Neither have capital or capital goods in themselves the power to improve the efficiency of natural resources and of human labor. Only when the fruits of saving are employed or invested sensibly, do they increase the output per unit of the input of natural resources and of labor. If this isn’t the case, they may be dissipated or wasted. The accumulation of new capital, the maintenance of previously accumulated capital and the use of capital for raising the productivity of human effort are the fruits of purposive human action.
To speak of the productivity of labor is practical only if one identifies the marginal productivity of labor, i.e., to the deduction in online result to be caused by the elimination of one worker. It refers to a definite economic quantity Then, to a determinate amount of goods or its equal in money. The concept of a general efficiency of labor as resorted to in popular discuss an allegedly natural right of the workers to claim the total increase in efficiency is bare and indefinable.
It is dependant on the illusion that it is possible to determine the shares that all of the many complementary factors of production has physically added to the turning out of the product. If one cuts a sheet of paper with scissors, it is impossible to see quotas of the results to the scissors (or to each of the two blades) and also to the person who taken care of them. To manufacture an automobile you need various machines and tools, various raw materials, the labor of various manual employees and, first of all, the plan of a designer.

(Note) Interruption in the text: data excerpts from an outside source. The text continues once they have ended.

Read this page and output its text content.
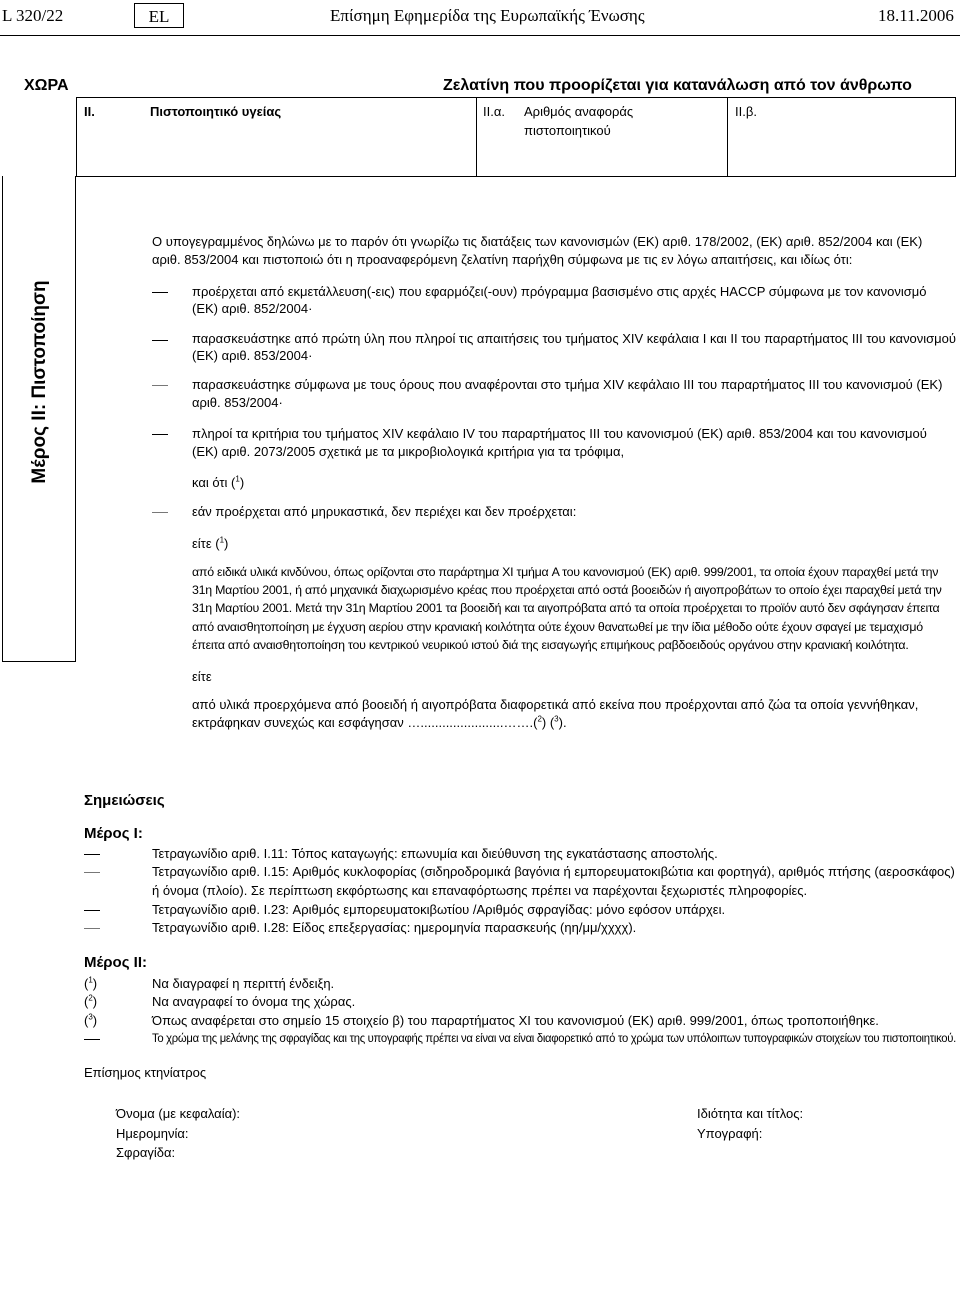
L 320/22	EL	Επίσημη Εφημερίδα της Ευρωπαϊκής Ένωσης	18.11.2006
ΧΩΡΑ	Ζελατίνη που προορίζεται για κατανάλωση από τον άνθρωπο
II.	Πιστοποιητικό υγείας	II.α. Αριθμός αναφοράς
πιστοποιητικού
II.β.
Μέρος II: Πιστοποίηση
Ο υπογεγραμμένος δηλώνω με το παρόν ότι γνωρίζω τις διατάξεις των κανονισμών (ΕΚ) αριθ. 178/2002, (ΕΚ) αριθ. 852/2004 και (ΕΚ)
αριθ. 853/2004 και πιστοποιώ ότι η προαναφερόμενη ζελατίνη παρήχθη σύμφωνα με τις εν λόγω απαιτήσεις, και ιδίως ότι:
προέρχεται από εκμετάλλευση(-εις) που εφαρμόζει(-ουν) πρόγραμμα βασισμένο στις αρχές HACCP σύμφωνα με τον κανονισμό
(ΕΚ) αριθ. 852/2004·
παρασκευάστηκε από πρώτη ύλη που πληροί τις απαιτήσεις του τμήματος XIV κεφάλαια I και II του παραρτήματος III του κανονισμού
(ΕΚ) αριθ. 853/2004·
παρασκευάστηκε σύμφωνα με τους όρους που αναφέρονται στο τμήμα XIV κεφάλαιο III του παραρτήματος III του κανονισμού (ΕΚ)
αριθ. 853/2004·
πληροί τα κριτήρια του τμήματος XIV κεφάλαιο IV του παραρτήματος III του κανονισμού (ΕΚ) αριθ. 853/2004 και του κανονισμού
(ΕΚ) αριθ. 2073/2005 σχετικά με τα μικροβιολογικά κριτήρια για τα τρόφιμα,
και ότι ($^1$)
εάν προέρχεται από μηρυκαστικά, δεν περιέχει και δεν προέρχεται:
είτε ($^1$)
από ειδικά υλικά κινδύνου, όπως ορίζονται στο παράρτημα XI τμήμα A του κανονισμού (ΕΚ) αριθ. 999/2001, τα οποία έχουν παραχθεί μετά την
31η Μαρτίου 2001, ή από μηχανικά διαχωρισμένο κρέας που προέρχεται από οστά βοοειδών ή αιγοπροβάτων το οποίο έχει παραχθεί μετά την
31η Μαρτίου 2001. Μετά την 31η Μαρτίου 2001 τα βοοειδή και τα αιγοπρόβατα από τα οποία προέρχεται το προϊόν αυτό δεν σφάγησαν έπειτα
από αναισθητοποίηση με έγχυση αερίου στην κρανιακή κοιλότητα ούτε έχουν θανατωθεί με την ίδια μέθοδο ούτε έχουν σφαγεί με τεμαχισμό
έπειτα από αναισθητοποίηση του κεντρικού νευρικού ιστού διά της εισαγωγής επιμήκους ραβδοειδούς οργάνου στην κρανιακή κοιλότητα.
είτε
από υλικά προερχόμενα από βοοειδή ή αιγοπρόβατα διαφορετικά από εκείνα που προέρχονται από ζώα τα οποία γεννήθηκαν,
εκτράφηκαν συνεχώς και εσφάγησαν ….......................…….($^2$) ($^3$).
Σημειώσεις
Μέρος I:
Τετραγωνίδιο αριθ. I.11: Τόπος καταγωγής: επωνυμία και διεύθυνση της εγκατάστασης αποστολής.
Τετραγωνίδιο αριθ. I.15: Αριθμός κυκλοφορίας (σιδηροδρομικά βαγόνια ή εμπορευματοκιβώτια και φορτηγά), αριθμός πτήσης (αεροσκάφος)
ή όνομα (πλοίο). Σε περίπτωση εκφόρτωσης και επαναφόρτωσης πρέπει να παρέχονται ξεχωριστές πληροφορίες.
Τετραγωνίδιο αριθ. I.23: Αριθμός εμπορευματοκιβωτίου /Αριθμός σφραγίδας: μόνο εφόσον υπάρχει.
Τετραγωνίδιο αριθ. I.28: Είδος επεξεργασίας: ημερομηνία παρασκευής (ηη/μμ/χχχχ).
Μέρος II:
($^1$)	Να διαγραφεί η περιττή ένδειξη.
($^2$)	Να αναγραφεί το όνομα της χώρας.
($^3$)	Όπως αναφέρεται στο σημείο 15 στοιχείο β) του παραρτήματος XI του κανονισμού (ΕΚ) αριθ. 999/2001, όπως τροποποιήθηκε.
Το χρώμα της μελάνης της σφραγίδας και της υπογραφής πρέπει να είναι να είναι διαφορετικό από το χρώμα των υπόλοιπων τυπογραφικών στοιχείων του πιστοποιητικού.
Επίσημος κτηνίατρος
Όνομα (με κεφαλαία):
Ημερομηνία:
Σφραγίδα:
Ιδιότητα και τίτλος:
Υπογραφή:
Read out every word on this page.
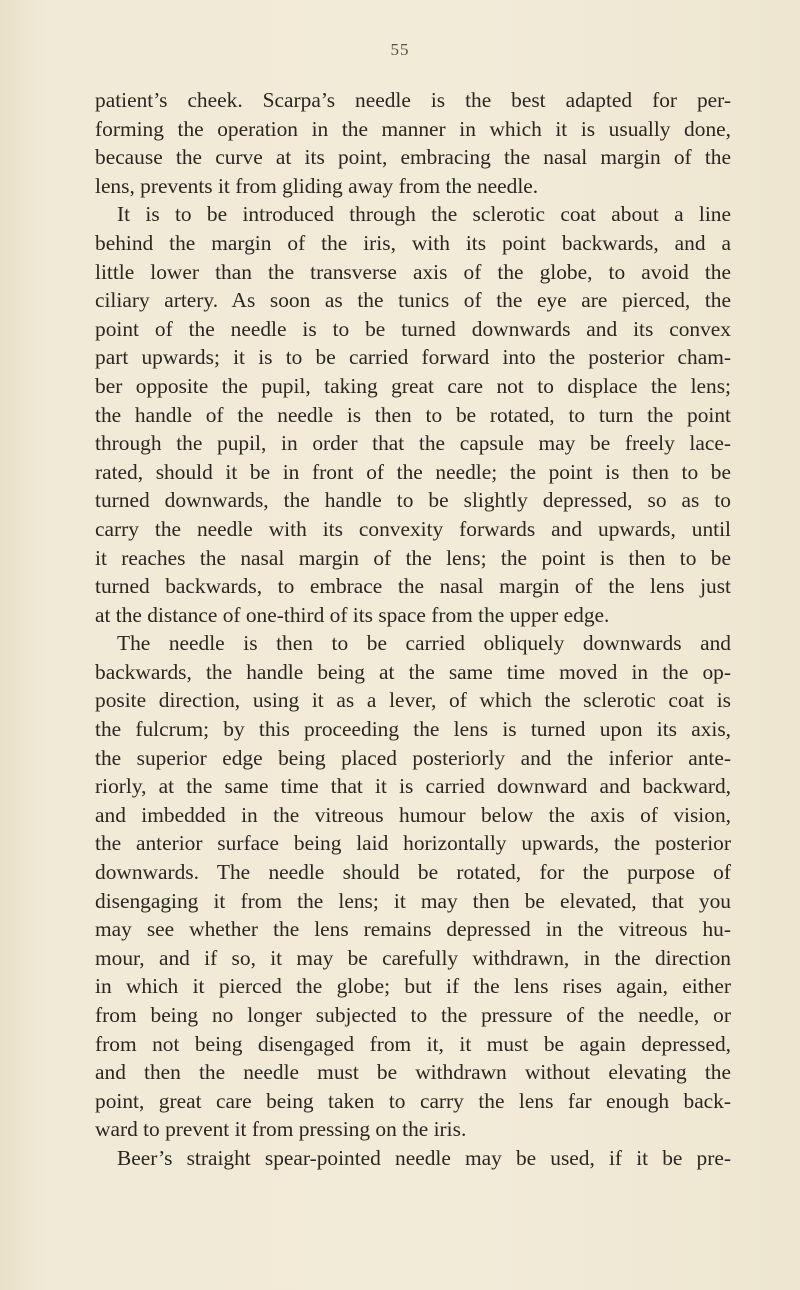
55
patient’s cheek. Scarpa’s needle is the best adapted for per-
forming the operation in the manner in which it is usually done,
because the curve at its point, embracing the nasal margin of the
lens, prevents it from gliding away from the needle.
It is to be introduced through the sclerotic coat about a line
behind the margin of the iris, with its point backwards, and a
little lower than the transverse axis of the globe, to avoid the
ciliary artery. As soon as the tunics of the eye are pierced, the
point of the needle is to be turned downwards and its convex
part upwards; it is to be carried forward into the posterior cham-
ber opposite the pupil, taking great care not to displace the lens;
the handle of the needle is then to be rotated, to turn the point
through the pupil, in order that the capsule may be freely lace-
rated, should it be in front of the needle; the point is then to be
turned downwards, the handle to be slightly depressed, so as to
carry the needle with its convexity forwards and upwards, until
it reaches the nasal margin of the lens; the point is then to be
turned backwards, to embrace the nasal margin of the lens just
at the distance of one-third of its space from the upper edge.
The needle is then to be carried obliquely downwards and
backwards, the handle being at the same time moved in the op-
posite direction, using it as a lever, of which the sclerotic coat is
the fulcrum; by this proceeding the lens is turned upon its axis,
the superior edge being placed posteriorly and the inferior ante-
riorly, at the same time that it is carried downward and backward,
and imbedded in the vitreous humour below the axis of vision,
the anterior surface being laid horizontally upwards, the posterior
downwards. The needle should be rotated, for the purpose of
disengaging it from the lens; it may then be elevated, that you
may see whether the lens remains depressed in the vitreous hu-
mour, and if so, it may be carefully withdrawn, in the direction
in which it pierced the globe; but if the lens rises again, either
from being no longer subjected to the pressure of the needle, or
from not being disengaged from it, it must be again depressed,
and then the needle must be withdrawn without elevating the
point, great care being taken to carry the lens far enough back-
ward to prevent it from pressing on the iris.
Beer’s straight spear-pointed needle may be used, if it be pre-
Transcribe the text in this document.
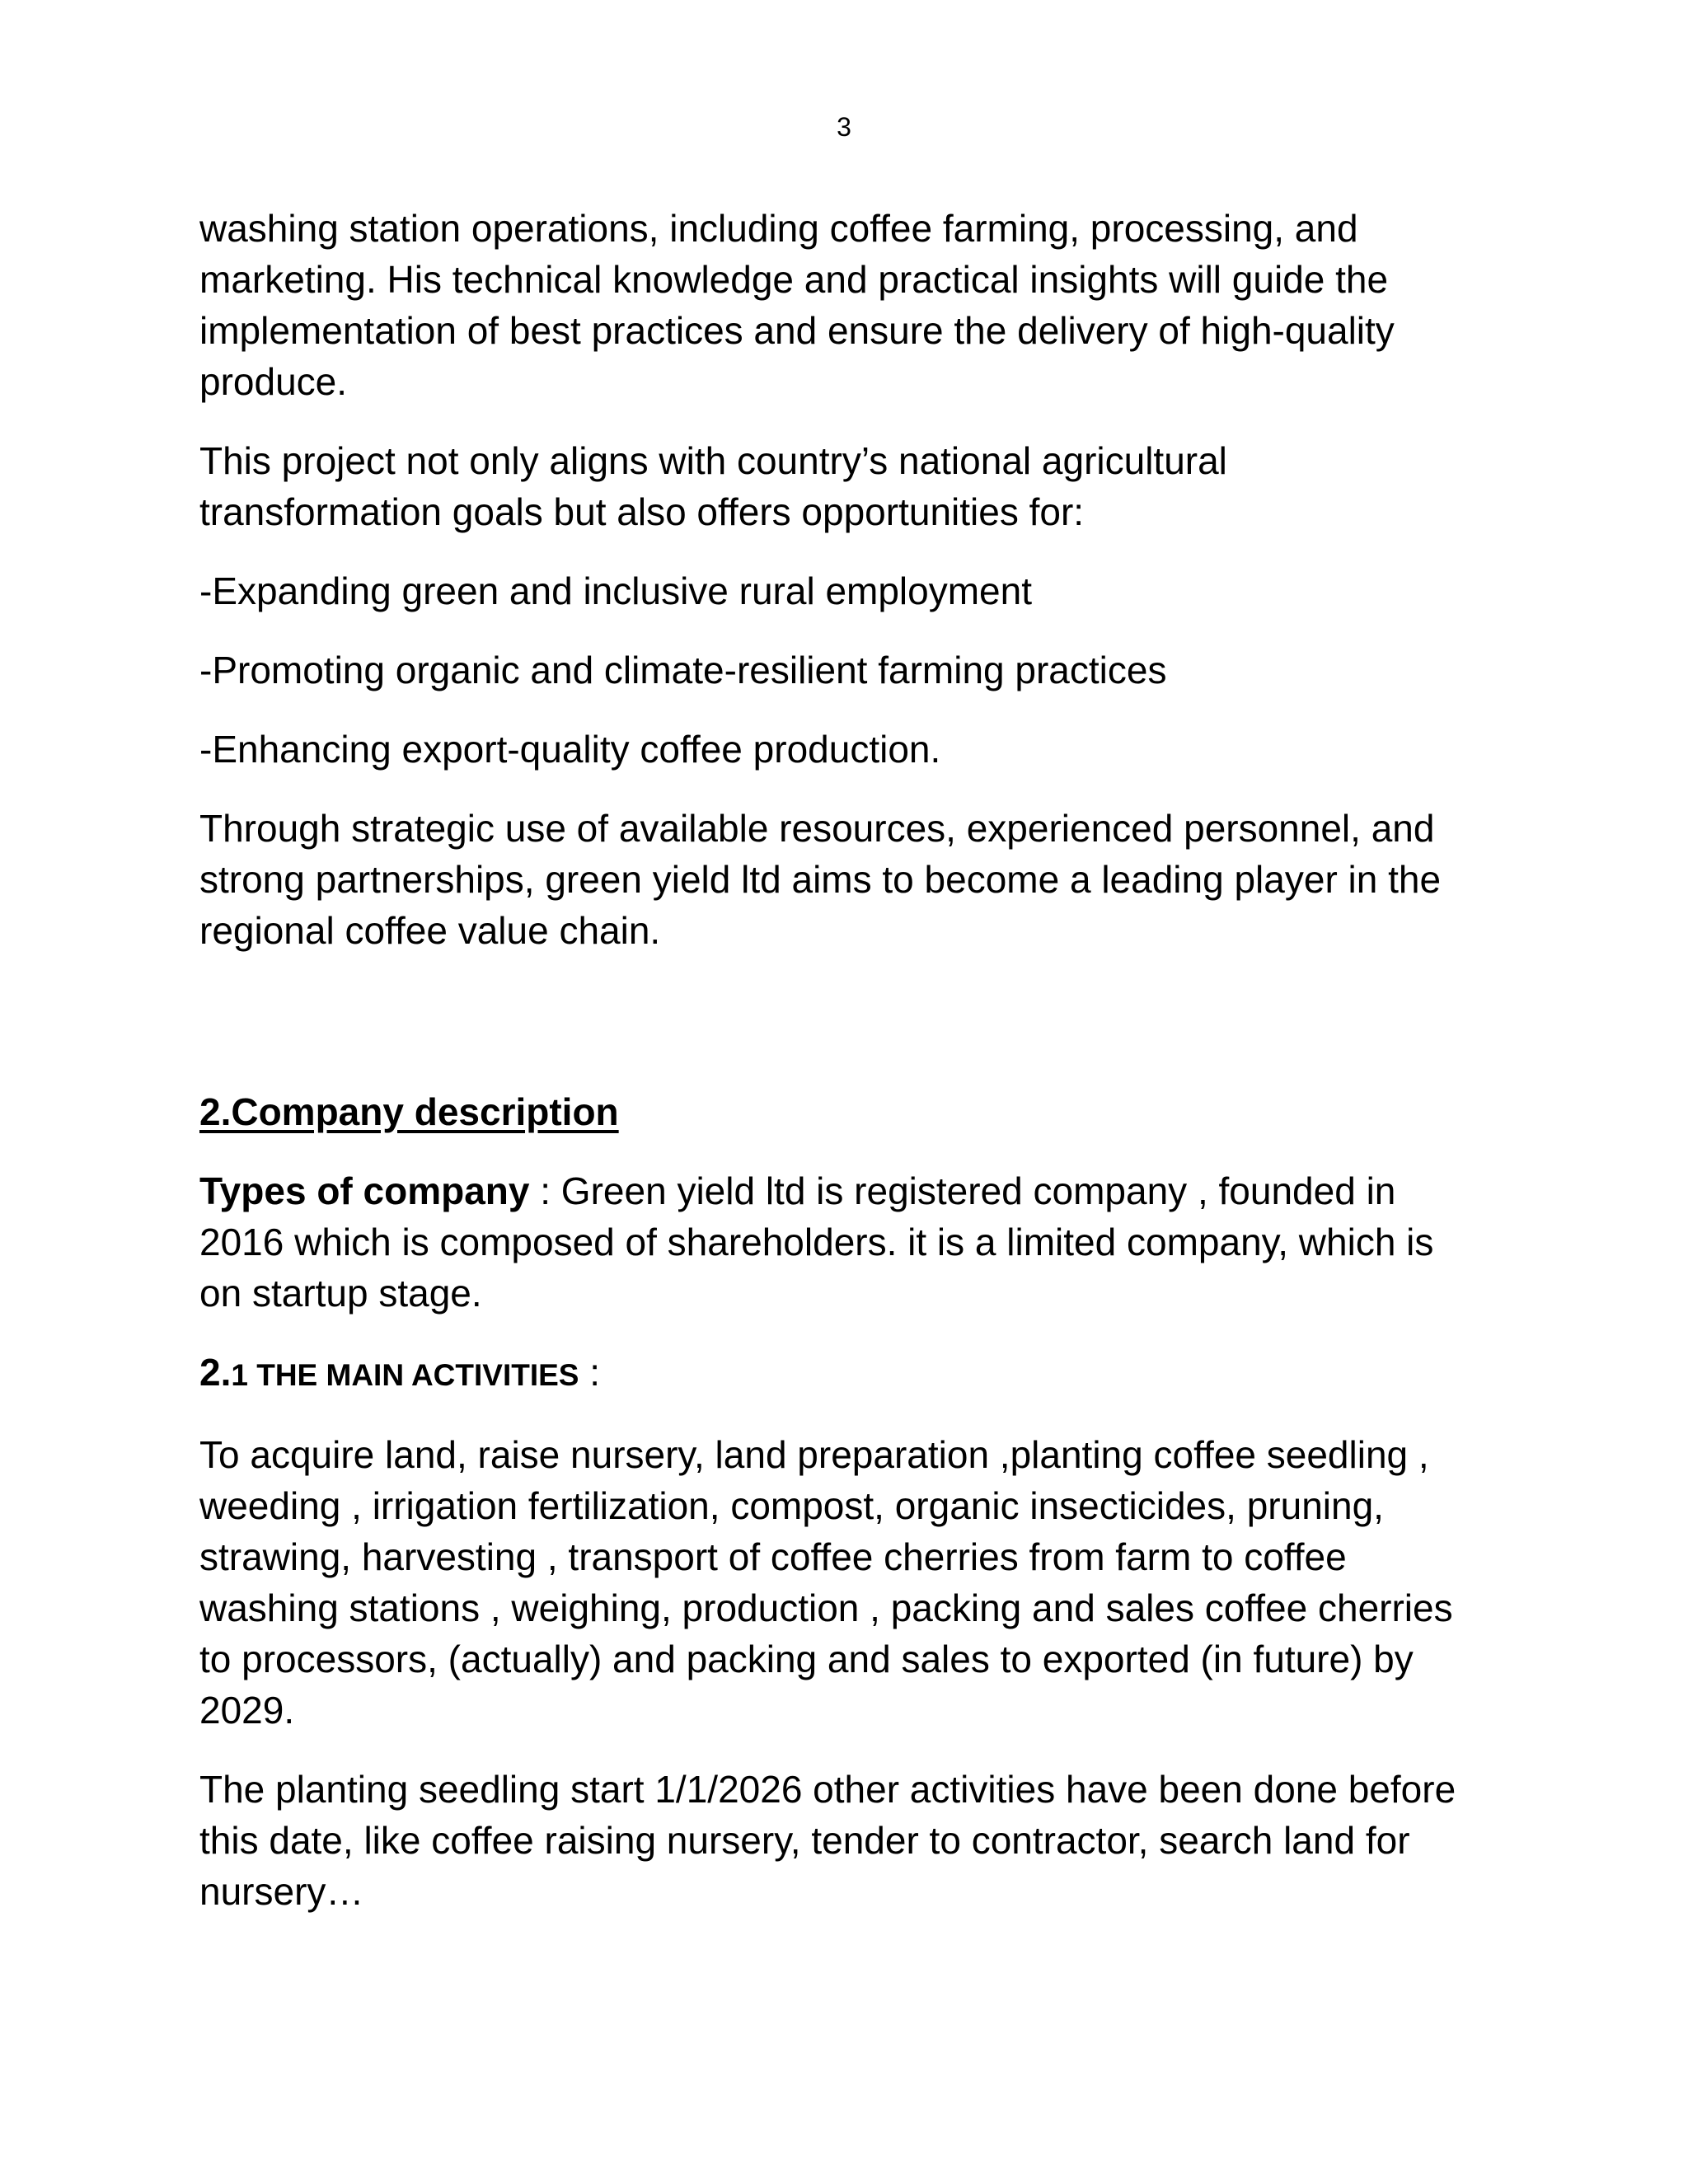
3

washing station operations, including coffee farming, processing, and
marketing. His technical knowledge and practical insights will guide the
implementation of best practices and ensure the delivery of high-quality
produce.

This project not only aligns with country’s national agricultural
transformation goals but also offers opportunities for:

-Expanding green and inclusive rural employment

-Promoting organic and climate-resilient farming practices

-Enhancing export-quality coffee production.

Through strategic use of available resources, experienced personnel, and
strong partnerships, green yield ltd aims to become a leading player in the
regional coffee value chain.

2.Company description

Types of company : Green yield ltd is registered company , founded in
2016 which is composed of shareholders. it is a limited company, which is
on startup stage.

2.1 THE MAIN ACTIVITIES :

To acquire land, raise nursery, land preparation ,planting coffee seedling ,
weeding , irrigation fertilization, compost, organic insecticides, pruning,
strawing, harvesting , transport of coffee cherries from farm to coffee
washing stations , weighing, production , packing and sales coffee cherries
to processors, (actually) and packing and sales to exported (in future) by
2029.

The planting seedling start 1/1/2026 other activities have been done before
this date, like coffee raising nursery, tender to contractor, search land for
nursery…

But nobody can determine what quota of the completed car is to be physically ascribed to each one of the various factors the coprocedure of which was necessary for the production of the car. But if we place the question in this manner specifically, the answer must be: capital. All pseudoeconomic doctrines which depreciate the role of saving and capital deposition are absurd. What constitutes the higher wealth of the capitalistic culture as against small wealth of a noncapitalistic culture is the actual fact that the available supply of capital goods is higher in the former than in the second option.